La questione del presunto Cavaliere aveva assunto una forma maggiormente tangibile, e presumibilmente anche il suo nome, attorno all’anno 1960, quando la Marina Americana ebbe l’occasione di captare il segnale di un oggetto in orbita, molto prima che qualsiasi nazione coéva potesse disporre (ufficialmente) della tecnologia necessaria ad inviarlo fin lassù. Black Knight era nel frattempo il termine impiegato per riferirsi ad alcuni razzi britannici, lanciati a metà della decade precedente, capaci di raggiungere i confini dell’atmosfera, per sperimentare brevemente le dinamiche di movimento orbitale. Ragion per cui a posteriori e soprattutto alla luce dei successi ulteriori, non parrebbe irragionevole pensare che i Sovietici, allo stesso tempo, stessero percorrendo una via parallela. Molti, inutile specificarlo, non la videro allo stesso modo. Trovando un’ulteriore possibile conferma, tre anni dopo, grazie al caso dell’astronauta del progetto Mercury (uno dei primi uomini nello spazio) Gordon Cooper, che durante la propria quindicesima orbita nella capsula Faith 7 riportò al centro di controllo della NASA dell’avvistamento di un oggetto scuro, riportato anche come traccia dai radar che seguivano i suoi progressi.
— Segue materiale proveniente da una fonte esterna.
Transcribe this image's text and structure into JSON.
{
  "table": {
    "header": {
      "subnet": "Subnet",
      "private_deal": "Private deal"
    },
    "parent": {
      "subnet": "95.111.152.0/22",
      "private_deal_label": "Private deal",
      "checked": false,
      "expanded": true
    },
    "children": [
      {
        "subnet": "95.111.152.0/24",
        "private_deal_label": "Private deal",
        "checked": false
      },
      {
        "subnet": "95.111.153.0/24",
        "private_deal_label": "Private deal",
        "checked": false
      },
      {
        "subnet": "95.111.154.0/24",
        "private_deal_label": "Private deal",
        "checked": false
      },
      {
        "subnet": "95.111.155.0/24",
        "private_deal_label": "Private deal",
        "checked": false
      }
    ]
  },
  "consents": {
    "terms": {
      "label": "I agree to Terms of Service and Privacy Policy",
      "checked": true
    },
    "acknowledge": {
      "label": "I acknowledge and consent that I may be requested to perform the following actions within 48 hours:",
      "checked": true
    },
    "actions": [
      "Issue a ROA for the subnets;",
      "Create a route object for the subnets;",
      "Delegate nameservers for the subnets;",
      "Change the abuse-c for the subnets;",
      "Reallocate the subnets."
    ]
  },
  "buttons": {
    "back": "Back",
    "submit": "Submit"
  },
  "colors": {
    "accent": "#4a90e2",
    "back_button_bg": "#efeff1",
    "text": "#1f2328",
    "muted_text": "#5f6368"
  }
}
Di cosa si trattasse, esattamente, non c’è più menzione in alcun archivio.
Il che ci porta alle fotografie del 1998 la cui semplice pubblicazione avvenuta con assoluta trasparenza, da significativi punti di vista, dovrebbe gettare qualche dubbio sulla teoria ormai quasi secolare del Malefico Complotto per Nascondere gli Alieni. Se non fosse del problematico “incidente” che nel 2011 portò le foto pubblicate sul sito della NASA, improvvisamente, a scomparire dal Web!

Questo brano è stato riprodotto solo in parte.